Zur Erinnerung: im Juli 2015 hatte eine deutliche Gemeinderatsmehrheit aus CDU, Grünen, SPD und Freien Wählern gegen den Willen von Schulbürgermeisterin Susanne Eisenmann (CDU) beschlossen, die Räume in Vaihingen für die landwirtschaftliche Schule anzumieten. Schon damals hatte Eisenmann dezidiert auf Risiken bei der Baugenehmigung und beim Brandschutz hingewiesen, war aber von der Ratsmehrheit ausgekontert worden. „Wo ein Wille ist, ist auch ein Weg“, so CDU-Stadträtin Iris Ripsam damals.
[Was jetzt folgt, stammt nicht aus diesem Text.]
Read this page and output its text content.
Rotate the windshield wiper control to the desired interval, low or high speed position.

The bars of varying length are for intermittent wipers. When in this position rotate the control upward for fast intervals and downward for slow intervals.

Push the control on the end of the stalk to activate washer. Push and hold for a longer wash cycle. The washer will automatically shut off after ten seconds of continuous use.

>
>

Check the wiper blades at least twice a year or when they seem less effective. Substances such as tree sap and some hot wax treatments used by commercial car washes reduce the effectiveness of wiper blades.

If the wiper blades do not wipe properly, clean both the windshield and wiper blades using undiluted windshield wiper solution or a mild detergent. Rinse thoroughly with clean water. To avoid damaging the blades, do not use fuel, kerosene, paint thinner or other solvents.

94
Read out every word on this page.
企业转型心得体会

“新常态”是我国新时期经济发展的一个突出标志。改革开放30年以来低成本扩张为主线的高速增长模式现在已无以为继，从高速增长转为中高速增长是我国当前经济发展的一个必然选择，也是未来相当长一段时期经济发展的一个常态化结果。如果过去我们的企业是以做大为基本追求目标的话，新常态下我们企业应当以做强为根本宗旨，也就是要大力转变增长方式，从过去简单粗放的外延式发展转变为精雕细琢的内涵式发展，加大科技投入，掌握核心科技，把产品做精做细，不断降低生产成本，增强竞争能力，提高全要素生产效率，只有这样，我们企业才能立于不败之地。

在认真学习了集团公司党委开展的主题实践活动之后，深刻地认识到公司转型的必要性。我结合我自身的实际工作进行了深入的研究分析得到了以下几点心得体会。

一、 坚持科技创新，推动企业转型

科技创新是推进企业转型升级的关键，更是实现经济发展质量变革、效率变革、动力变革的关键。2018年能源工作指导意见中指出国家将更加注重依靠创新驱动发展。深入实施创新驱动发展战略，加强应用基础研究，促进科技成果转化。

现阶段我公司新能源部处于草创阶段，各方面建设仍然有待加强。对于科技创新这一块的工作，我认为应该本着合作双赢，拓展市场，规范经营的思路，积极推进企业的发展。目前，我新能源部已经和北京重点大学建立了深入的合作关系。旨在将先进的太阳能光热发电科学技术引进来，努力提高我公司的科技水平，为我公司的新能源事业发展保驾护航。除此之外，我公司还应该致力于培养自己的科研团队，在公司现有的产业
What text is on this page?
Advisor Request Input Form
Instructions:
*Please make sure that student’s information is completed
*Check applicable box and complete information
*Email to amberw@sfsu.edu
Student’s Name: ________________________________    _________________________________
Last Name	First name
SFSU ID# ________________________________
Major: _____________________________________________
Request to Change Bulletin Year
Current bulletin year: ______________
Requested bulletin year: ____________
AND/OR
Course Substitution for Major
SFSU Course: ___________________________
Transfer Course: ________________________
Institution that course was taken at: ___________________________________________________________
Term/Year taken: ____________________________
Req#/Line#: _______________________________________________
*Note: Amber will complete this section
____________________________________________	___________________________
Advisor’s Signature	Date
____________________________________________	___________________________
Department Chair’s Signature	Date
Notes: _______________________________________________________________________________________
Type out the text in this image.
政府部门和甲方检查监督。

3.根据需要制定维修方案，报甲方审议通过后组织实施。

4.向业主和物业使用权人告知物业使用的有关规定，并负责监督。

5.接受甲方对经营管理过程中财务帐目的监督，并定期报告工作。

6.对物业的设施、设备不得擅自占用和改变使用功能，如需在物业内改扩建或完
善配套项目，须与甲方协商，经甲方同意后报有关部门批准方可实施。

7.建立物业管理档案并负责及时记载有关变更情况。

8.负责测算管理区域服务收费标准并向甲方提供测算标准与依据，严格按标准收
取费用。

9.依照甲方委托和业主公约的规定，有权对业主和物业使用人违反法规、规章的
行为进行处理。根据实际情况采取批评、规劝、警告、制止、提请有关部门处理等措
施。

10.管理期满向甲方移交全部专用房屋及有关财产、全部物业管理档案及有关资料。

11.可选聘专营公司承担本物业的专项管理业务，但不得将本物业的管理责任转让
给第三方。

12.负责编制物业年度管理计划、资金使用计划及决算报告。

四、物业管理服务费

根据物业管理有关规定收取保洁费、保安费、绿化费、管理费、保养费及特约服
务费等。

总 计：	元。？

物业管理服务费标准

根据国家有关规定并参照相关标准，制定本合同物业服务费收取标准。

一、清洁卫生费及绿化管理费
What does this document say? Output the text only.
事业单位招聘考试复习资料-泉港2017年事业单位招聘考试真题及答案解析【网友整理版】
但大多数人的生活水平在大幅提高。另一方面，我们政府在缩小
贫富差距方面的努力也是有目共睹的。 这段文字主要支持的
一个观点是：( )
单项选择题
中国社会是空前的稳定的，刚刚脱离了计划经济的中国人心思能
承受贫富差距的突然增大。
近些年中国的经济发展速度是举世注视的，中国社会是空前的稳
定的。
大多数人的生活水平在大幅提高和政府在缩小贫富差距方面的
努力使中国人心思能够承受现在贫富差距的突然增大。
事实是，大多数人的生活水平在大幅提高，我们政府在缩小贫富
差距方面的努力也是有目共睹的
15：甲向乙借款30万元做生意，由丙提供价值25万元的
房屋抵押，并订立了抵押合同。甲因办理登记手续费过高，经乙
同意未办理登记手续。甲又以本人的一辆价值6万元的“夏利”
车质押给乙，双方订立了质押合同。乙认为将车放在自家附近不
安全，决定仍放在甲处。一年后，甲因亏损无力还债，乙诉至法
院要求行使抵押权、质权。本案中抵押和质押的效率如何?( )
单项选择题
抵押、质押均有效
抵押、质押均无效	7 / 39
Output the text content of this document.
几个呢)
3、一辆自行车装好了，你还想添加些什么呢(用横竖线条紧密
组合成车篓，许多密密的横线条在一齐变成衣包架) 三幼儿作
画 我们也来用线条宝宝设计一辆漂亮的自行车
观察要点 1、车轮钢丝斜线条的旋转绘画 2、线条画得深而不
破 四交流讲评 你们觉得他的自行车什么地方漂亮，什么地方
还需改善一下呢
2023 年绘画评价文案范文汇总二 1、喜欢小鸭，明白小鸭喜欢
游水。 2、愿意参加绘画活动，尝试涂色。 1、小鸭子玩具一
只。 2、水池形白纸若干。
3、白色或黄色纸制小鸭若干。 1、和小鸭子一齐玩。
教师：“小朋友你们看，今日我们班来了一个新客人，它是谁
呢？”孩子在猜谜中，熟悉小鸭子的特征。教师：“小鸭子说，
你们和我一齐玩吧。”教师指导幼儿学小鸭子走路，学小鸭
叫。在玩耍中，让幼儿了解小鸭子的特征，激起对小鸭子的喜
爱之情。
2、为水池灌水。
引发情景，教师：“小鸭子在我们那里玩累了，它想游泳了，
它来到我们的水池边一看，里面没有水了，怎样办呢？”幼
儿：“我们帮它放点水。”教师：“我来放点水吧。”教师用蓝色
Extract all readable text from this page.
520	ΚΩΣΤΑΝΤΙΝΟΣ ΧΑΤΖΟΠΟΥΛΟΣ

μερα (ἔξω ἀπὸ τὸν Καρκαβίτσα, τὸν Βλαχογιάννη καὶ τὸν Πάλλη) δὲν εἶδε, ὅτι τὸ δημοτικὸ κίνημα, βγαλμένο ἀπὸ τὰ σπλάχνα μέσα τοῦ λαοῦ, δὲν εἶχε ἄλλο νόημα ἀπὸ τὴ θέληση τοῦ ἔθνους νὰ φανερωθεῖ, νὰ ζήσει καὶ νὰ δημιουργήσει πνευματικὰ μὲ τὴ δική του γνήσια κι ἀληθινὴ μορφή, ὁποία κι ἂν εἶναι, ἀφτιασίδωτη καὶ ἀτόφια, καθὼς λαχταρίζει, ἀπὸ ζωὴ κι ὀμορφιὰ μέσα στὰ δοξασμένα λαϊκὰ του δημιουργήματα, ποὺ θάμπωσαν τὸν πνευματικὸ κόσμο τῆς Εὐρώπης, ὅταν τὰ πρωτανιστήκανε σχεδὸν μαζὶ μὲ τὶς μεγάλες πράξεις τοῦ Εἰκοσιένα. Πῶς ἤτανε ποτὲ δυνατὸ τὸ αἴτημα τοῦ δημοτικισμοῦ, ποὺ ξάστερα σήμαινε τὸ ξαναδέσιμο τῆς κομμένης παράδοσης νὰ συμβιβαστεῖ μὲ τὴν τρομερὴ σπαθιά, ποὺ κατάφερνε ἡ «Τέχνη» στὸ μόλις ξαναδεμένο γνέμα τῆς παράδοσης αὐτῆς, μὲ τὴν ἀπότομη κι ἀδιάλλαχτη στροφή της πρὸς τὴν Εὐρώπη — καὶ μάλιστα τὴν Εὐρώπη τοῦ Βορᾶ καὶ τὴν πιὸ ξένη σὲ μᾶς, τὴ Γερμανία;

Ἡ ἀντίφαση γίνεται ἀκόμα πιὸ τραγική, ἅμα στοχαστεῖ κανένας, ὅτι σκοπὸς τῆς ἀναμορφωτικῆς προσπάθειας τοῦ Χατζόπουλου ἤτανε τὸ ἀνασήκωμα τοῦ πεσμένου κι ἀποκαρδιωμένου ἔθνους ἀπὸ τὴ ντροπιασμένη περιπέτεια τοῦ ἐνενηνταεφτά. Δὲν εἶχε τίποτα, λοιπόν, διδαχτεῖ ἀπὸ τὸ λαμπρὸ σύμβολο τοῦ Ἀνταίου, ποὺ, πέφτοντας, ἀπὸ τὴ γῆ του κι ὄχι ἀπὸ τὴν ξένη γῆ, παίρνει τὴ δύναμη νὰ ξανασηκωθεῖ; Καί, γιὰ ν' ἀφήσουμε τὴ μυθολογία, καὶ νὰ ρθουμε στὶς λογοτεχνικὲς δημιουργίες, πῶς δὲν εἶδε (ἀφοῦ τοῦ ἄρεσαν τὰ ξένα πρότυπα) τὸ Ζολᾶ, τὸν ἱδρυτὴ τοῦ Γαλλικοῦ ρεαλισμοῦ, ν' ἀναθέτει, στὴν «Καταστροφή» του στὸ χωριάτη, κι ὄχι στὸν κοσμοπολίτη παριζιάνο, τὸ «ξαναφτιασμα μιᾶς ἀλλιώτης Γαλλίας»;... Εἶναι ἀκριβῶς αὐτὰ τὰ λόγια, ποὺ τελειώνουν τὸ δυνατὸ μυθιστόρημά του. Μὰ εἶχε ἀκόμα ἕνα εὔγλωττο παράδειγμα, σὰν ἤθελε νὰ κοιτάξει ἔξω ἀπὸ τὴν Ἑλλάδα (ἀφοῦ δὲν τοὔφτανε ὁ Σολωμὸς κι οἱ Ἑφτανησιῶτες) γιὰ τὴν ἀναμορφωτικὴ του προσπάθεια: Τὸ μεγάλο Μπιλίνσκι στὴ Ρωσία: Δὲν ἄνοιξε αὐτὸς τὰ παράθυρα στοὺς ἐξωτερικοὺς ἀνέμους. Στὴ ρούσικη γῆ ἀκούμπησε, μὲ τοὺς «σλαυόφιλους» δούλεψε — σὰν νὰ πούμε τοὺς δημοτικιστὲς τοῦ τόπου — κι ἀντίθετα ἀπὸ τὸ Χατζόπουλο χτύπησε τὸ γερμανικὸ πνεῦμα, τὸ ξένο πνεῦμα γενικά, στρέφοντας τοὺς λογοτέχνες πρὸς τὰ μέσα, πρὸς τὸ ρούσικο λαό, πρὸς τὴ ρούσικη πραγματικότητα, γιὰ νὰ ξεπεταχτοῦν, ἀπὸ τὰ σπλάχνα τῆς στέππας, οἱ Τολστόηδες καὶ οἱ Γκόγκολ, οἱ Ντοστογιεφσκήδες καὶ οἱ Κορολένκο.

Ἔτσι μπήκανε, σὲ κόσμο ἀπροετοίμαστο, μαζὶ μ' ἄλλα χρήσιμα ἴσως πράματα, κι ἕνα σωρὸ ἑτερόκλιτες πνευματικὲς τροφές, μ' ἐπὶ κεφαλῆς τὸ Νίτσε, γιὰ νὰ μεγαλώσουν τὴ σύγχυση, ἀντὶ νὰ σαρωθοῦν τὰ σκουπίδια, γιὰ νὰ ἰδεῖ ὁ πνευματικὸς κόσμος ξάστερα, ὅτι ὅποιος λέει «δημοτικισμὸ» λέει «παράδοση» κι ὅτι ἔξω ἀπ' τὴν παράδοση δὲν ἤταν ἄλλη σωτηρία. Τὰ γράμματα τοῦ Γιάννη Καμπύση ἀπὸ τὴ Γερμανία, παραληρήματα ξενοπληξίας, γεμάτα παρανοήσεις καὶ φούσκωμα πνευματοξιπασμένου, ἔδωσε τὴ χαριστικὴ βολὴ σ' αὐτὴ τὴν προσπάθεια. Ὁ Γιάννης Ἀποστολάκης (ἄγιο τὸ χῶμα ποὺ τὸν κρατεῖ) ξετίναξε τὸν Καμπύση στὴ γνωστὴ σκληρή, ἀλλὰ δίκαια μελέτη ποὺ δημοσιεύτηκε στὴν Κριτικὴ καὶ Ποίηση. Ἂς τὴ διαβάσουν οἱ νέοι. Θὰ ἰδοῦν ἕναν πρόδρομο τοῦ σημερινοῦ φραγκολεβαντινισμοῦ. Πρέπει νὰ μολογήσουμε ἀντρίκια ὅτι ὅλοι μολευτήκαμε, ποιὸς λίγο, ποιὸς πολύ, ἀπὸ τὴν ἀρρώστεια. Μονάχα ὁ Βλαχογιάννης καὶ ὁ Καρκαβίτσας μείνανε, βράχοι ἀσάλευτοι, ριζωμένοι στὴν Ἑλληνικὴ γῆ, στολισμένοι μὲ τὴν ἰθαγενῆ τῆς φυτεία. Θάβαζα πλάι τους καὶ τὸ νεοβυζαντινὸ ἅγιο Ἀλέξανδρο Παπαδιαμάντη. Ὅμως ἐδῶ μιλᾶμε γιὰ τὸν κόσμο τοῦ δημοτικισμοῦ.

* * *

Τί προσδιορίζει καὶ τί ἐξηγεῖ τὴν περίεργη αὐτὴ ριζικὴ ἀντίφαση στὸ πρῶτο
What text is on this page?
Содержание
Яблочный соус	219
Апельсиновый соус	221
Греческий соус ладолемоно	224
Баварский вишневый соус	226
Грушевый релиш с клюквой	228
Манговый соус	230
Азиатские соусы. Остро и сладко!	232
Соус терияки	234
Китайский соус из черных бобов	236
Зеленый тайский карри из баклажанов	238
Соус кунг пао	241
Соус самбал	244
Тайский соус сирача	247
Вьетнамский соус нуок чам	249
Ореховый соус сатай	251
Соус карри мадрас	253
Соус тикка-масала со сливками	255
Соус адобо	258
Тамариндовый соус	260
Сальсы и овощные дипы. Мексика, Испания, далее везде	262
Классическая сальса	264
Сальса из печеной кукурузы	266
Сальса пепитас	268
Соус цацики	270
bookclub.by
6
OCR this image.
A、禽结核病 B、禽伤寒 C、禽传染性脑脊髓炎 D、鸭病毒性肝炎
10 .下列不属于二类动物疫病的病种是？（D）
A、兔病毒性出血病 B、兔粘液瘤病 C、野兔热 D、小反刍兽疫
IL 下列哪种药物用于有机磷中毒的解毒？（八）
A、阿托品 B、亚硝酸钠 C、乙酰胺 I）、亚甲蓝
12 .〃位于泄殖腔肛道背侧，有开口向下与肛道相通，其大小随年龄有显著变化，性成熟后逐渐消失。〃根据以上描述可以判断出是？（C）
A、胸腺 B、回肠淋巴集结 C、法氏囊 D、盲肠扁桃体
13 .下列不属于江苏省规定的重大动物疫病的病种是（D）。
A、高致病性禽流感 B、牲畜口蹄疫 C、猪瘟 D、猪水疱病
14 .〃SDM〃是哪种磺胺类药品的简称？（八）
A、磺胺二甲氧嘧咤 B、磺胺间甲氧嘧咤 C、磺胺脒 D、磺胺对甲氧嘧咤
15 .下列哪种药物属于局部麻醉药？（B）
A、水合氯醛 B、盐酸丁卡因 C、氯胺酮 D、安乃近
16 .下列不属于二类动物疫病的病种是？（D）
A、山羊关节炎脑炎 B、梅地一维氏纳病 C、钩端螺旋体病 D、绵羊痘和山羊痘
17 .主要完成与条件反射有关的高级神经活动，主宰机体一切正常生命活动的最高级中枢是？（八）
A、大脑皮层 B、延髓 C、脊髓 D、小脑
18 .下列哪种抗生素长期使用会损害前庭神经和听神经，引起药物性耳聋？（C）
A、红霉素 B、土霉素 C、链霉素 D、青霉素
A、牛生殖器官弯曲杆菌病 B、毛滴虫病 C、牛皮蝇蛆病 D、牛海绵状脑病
OB-Büro: Gebäude ist für Schulnutzung nicht geeignet

Noch vor der Entscheidung hatten Ripsam sowie ihre Stadtratskolleginnen Marita Gröger (SPD), Anna Deparnay-Grunenberg (Grüne) und Rose von Stein (Freie Wähler) eigenmächtig Verhandlungen mit einem Vertreter des Vermieters und einem beauftragten Makler aufgenommen, um Fakten zu schaffen. Das trug dem Damenquartett wenig später einen Rüffel von OB Fritz Kuhn (Grüne) ein. In einem Schreiben an die Stadträtinnen ließ der Rathauschef wenige Wochen später verlauten, es gehöre nach der Gemeindeordnung „nicht zu den Aufgaben von Stadträten, Mietvertragsverhandlungen mit Eigentümern oder Maklern zu führen“. Dies obliege allein der Verwaltung. Kuhn kritisierte, dass damit in der Öffentlichkeit der Eindruck erweckt worden sei, das Gebäude könne problemlos und sofort umgebaut werden.

Das ist, wie die Prüfung der städtischen Baubehörden ergab, definitiv nicht der Fall. „Die Annahme, man könne eine Schule in das Gebäude bringen, da ja schon die Altenpflegeschule dort drin ist, war falsch“, heißt es in einer Mail aus dem OB-Büro an die Fraktionen.Das gelte rückwirkend auch für die Altenpflegeschule, die ohne baurechtliche Genehmigung in dem Gebäude residiere. Der Umbau der Räume zu Klassenzimmern mache eine Brandmeldeanlage für das gesamte Gebäude sowie den Einbau zusätzlicher Fluchtwege unumgänglich. Den Maßnahmen müssen freilich zunächst auch die Nachbarn der Schulen zustimmen – vom Vermieter ganz zu schweigen.

Kosten- und Zeitplan für Umzug nicht mehr haltbar

Schulbürgermeisterin Eisenmann erklärte ebenfalls auf Anfrage der StZ, es bedürfe eines grundsätzlichen Brandschutzkonzepts für das Gebäude, von dem auch andere Mieter betroffen seien. Notwendig sei nach der Arbeitsstättenverordnung in jedem Fall der Bau neuer Außentreppen, da die bestehenden Wendeltreppen im Brandfall als Fluchtweg für die rund 600 Berufsschüler (landwirtschaftliche Schule und Altenpflegeschule zusammengerechnet) nicht ausreichend dimensioniert seien.

Die Stadt warte seit etwa einem Monat vergeblich auf eine Rückmeldung des Eigentümers, so Eisenmann. Unabhängig davon rechne sie – „bei optimalem Verlauf“ und das Einverständnis aller Betroffenen vorausgesetzt – für die Einreichung eines neuen Baugesuchs sowie Ausschreibung und Planung mit einer Zeitdauer von etwa einem halben Jahr. Bis dahin müsste die landwirtschaftliche Schule also mit den prekären Platzverhältnissen in Hohenheim nach dem Wegfall der Außenstellen klarkommen. Eines steht für Eisenmann schon fest: „Die eine Million Euro, die der Rat für die Planungen bewilligt hat, lässt sich nicht mehr halten.“

Die Altenpflegeschule darf in dem Gebäude weiter unterrichten, muss aber einen Bauantrag nachreichen und in den Brandschutz investieren. „Wir werden die notwendigen Maßnahmen aus unserem Budget finanzieren, ohne dass es zu Lasten anderer Einrichtungen geht“, sagt die Geschäftsführerin des Eigenbetriebs Leben und Wohnen, Sabine Bergmann-Dietz. Wo das Geld herkommen soll, sagt sie nicht.